Pierwszym z nich jest oczywiście Dr King Schultz (Christoph Waltz), który to kradnie początkową część filmu. Jako dystyngowany, pewny siebie i kreatywny Niemiec wyśmiewa wszystko, do czego przyzwyczaiły nas filmy o Dzikim Zachodzie. Waltz dobrze czuje się w tej roli i uhonorowanie go drugi raz Oscarem za rolę "szprechającego" zabijaki nie będzie zaskoczeniem, a raczej zasłużonym tytułem. Kolejnym bohaterem, rządzącym częścią środkową filmu jest tytułowy Django (D jest nieme, co zostaje podkreślone w jednej ze scen). Jamie Foxx nie wychodzi poza to, co zostało mu przygotowane w scenariuszu. Na tle innych postaci, nawet epizodycznych, Django wypada dość blado i jednowymiarowo. To on jest tym dobrym "czarnym facetem", który robi porządek z innymi – czarnymi, białymi, mężczyznami i kobietami. Pozostała część filmu należy do Samuela L. Jacksona. To już czwarte spotkanie tego aktora z Quentinem Tarantino (wcześniej "Kill Bill 2", "Jackie Brown", "Pulp Fiction"). Patrząc wstecz, w momencie gdy Jackson zaczynał przyjmować role bez głębszego zastanowienia i jego kinowe morale spadały, zawsze pojawiał się dobry wujek Tarantino, który powierzał mu rolę godną najlepszych. I tym razem nie było inaczej. W pierwszej chwili nie jest do rozpoznania - mocno postarzany, gra Stephena, czarnego (!) lokaja handlarza niewolników, a zarazem jego doradcę. Widz rozpozna go dopiero po charakterystycznym głosie i diabelskim śmiechu. Wprowadzenie Stephena do tego teatru strzelb jest niczym powiew świeżości i budzi z pewnego skostnienia po środkowej, najmniej zabawnej i prześmiewczej, części filmu. Postać ta jest na tyle nieobliczalna, że w scenach zbiorowych i tak śledzimy wzrokiem jego twarz, wypowiadane na szybko zdania i rękę, z której paść może strzał.

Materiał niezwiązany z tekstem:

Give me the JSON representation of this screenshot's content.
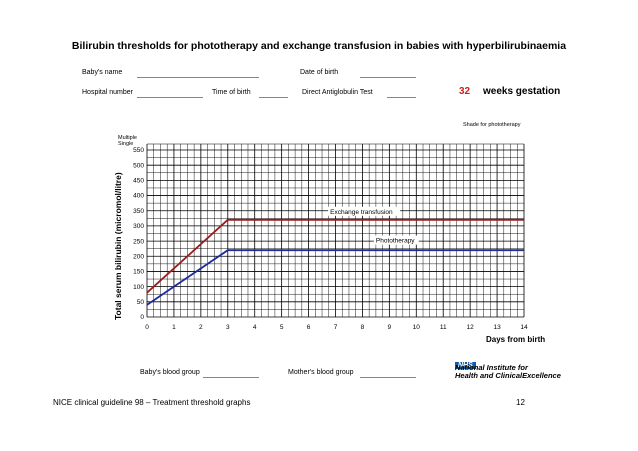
{
  "header": {
    "title": "Bilirubin thresholds for phototherapy and exchange transfusion in babies with hyperbilirubinaemia"
  },
  "form": {
    "babys_name": "Baby's name",
    "date_of_birth": "Date of birth",
    "hospital_number": "Hospital number",
    "time_of_birth": "Time of birth",
    "direct_antiglobulin": "Direct Antiglobulin Test",
    "gestation_value": "32",
    "gestation_label": "weeks gestation",
    "shade_note": "Shade for phototherapy",
    "multiple": "Multiple",
    "single": "Single",
    "babys_blood_group": "Baby's blood group",
    "mothers_blood_group": "Mother's blood group"
  },
  "logo": {
    "nhs": "NHS",
    "line1": "National Institute for",
    "line2": "Health and ClinicalExcellence"
  },
  "footer": {
    "left": "NICE clinical guideline 98 – Treatment threshold graphs",
    "page": "12"
  },
  "colors": {
    "exchange": "#9b1c1c",
    "phototherapy": "#1c2a9b",
    "grid": "#000000",
    "accent_red": "#cc1f1f",
    "underline": "#5b8fd0"
  },
  "chart_data": {
    "type": "line",
    "xlabel": "Days from birth",
    "ylabel": "Total serum bilirubin  (micromol/litre)",
    "xlim": [
      0,
      14
    ],
    "ylim": [
      0,
      550
    ],
    "xticks": [
      0,
      1,
      2,
      3,
      4,
      5,
      6,
      7,
      8,
      9,
      10,
      11,
      12,
      13,
      14
    ],
    "yticks": [
      0,
      50,
      100,
      150,
      200,
      250,
      300,
      350,
      400,
      450,
      500,
      550
    ],
    "series": [
      {
        "name": "Exchange transfusion",
        "x": [
          0,
          3,
          14
        ],
        "y": [
          80,
          320,
          320
        ]
      },
      {
        "name": "Phototherapy",
        "x": [
          0,
          3,
          14
        ],
        "y": [
          40,
          220,
          220
        ]
      }
    ]
  }
}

Oprócz wymienionych postaci przez ekran przewija się jeszcze wiele innych osób, na które warto zwrócić uwagę (bądź zignorować, jak kobietę w czerwonej chuście). Również dla siebie Tarantino znalazł rólkę, która de facto kończy się tak samo jak w większości innych filmów tego reżysera.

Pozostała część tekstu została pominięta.